Я кивнула, но не потому, что собиралась исполнить её просьбу, а оттого, что глаза начало пощипывать от одной мысли про рак и маму. Я тут же уткнулась в журнал, словно могла прочесть хоть одну расплывшуюся строчку. Только бы не всхлипнуть, только бы не разреветься. Да что же такое, нервы обнажены, словно оголённые провода, от одного прикосновения к которым я вздрагивала каждой клеточкой тела.

– Догадайся, – вдруг сказала Аманда, – отчего пожар был? Администрация повесила объявление, что нельзя сушить на электрокаминах белье.

– У нас нет камина, – буркнула я чужим голосом, стараясь не выдать дрожь.

Не знаю, насколько хорошо это у меня вышло, но стакан звякнул о керамическую столешницу, и я поняла, что Аманда направилась к дивану. Я тут же принялась судорожно фокусировать зрение на буквах и прочла отчего-то вслух:

– Как правильно выбрать врача для ребёнка. Аманда, а ты уже выбрала?

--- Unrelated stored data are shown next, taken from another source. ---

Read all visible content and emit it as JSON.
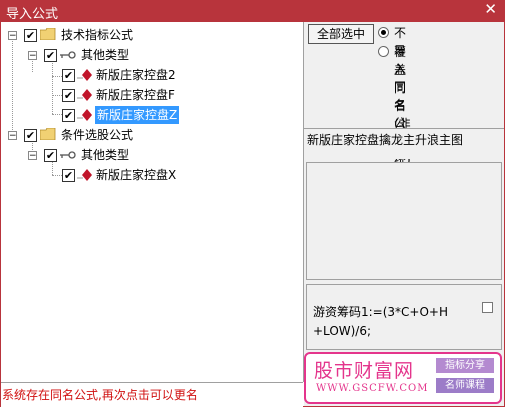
{
  "window": {
    "title": "导入公式",
    "close_glyph": "✕"
  },
  "tree": {
    "groups": [
      {
        "label": "技术指标公式",
        "sub": {
          "label": "其他类型",
          "items": [
            "新版庄家控盘2",
            "新版庄家控盘F",
            "新版庄家控盘Z"
          ]
        }
      },
      {
        "label": "条件选股公式",
        "sub": {
          "label": "其他类型",
          "items": [
            "新版庄家控盘X"
          ]
        }
      }
    ],
    "selected_item": "新版庄家控盘Z"
  },
  "right": {
    "select_all_label": "全部选中",
    "radio_options": [
      "不导入同名公式",
      "覆盖同名(非系统)"
    ],
    "radio_selected_index": 0,
    "formula_name": "新版庄家控盘擒龙主升浪主图",
    "code_line1": "游资筹码1:=(3*C+O+H",
    "code_line2": "+LOW)/6;"
  },
  "status": {
    "message": "系统存在同名公式,再次点击可以更名"
  },
  "watermark": {
    "brand": "股市财富网",
    "url": "WWW.GSCFW.COM",
    "tag1": "指标分享",
    "tag2": "名师课程"
  },
  "colors": {
    "titlebar": "#b8343c",
    "selection": "#3399ff",
    "status_text": "#d01010",
    "watermark": "#e4358c"
  },
  "icons": {
    "folder": "folder-icon",
    "key": "key-icon",
    "formula": "formula-diamond-icon",
    "expander": "minus-expander-icon"
  }
}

Мой вопрос прозвучал одновременно со скрипом дивана. Я была уверена, что тот не скрипел, но что за шум египетских цимбал был тогда сейчас в моей голове? Тело сжалось и закостенело, когда я почувствовала на своей голой шее руки Аманды.

– Холодные? – спросила она, отдёрнув руки, когда я содрогнулась всем телом.

Я машинально замотала головой, не в силах разлепить губ, которые вдруг слиплись, будто их промазали горячим клеем. Я услышала, как она трёт ладони одну о другую, чтобы согреть, а потом к тому звуку добавился хлопок от выдавливаемого крема, и тут же я вновь вздрогнула от холодного освежающего прикосновения, ударившего в ноздри непонятным, но знакомым ароматом.

– Прости, это мой крем от растяжек с маслом кокоса. Он жирный, хороший, а ты расслабься.

Расслабься! Я сжалась так, что влезла бы в кофту на размер меньше нынешнего. Аманда забралась на диван с ногами. Боковым зрением я видела её коленки, словно она могла сейчас сесть в позу лотоса. Я непроизвольно застонала, и движения пальцев Аманды стали мягче.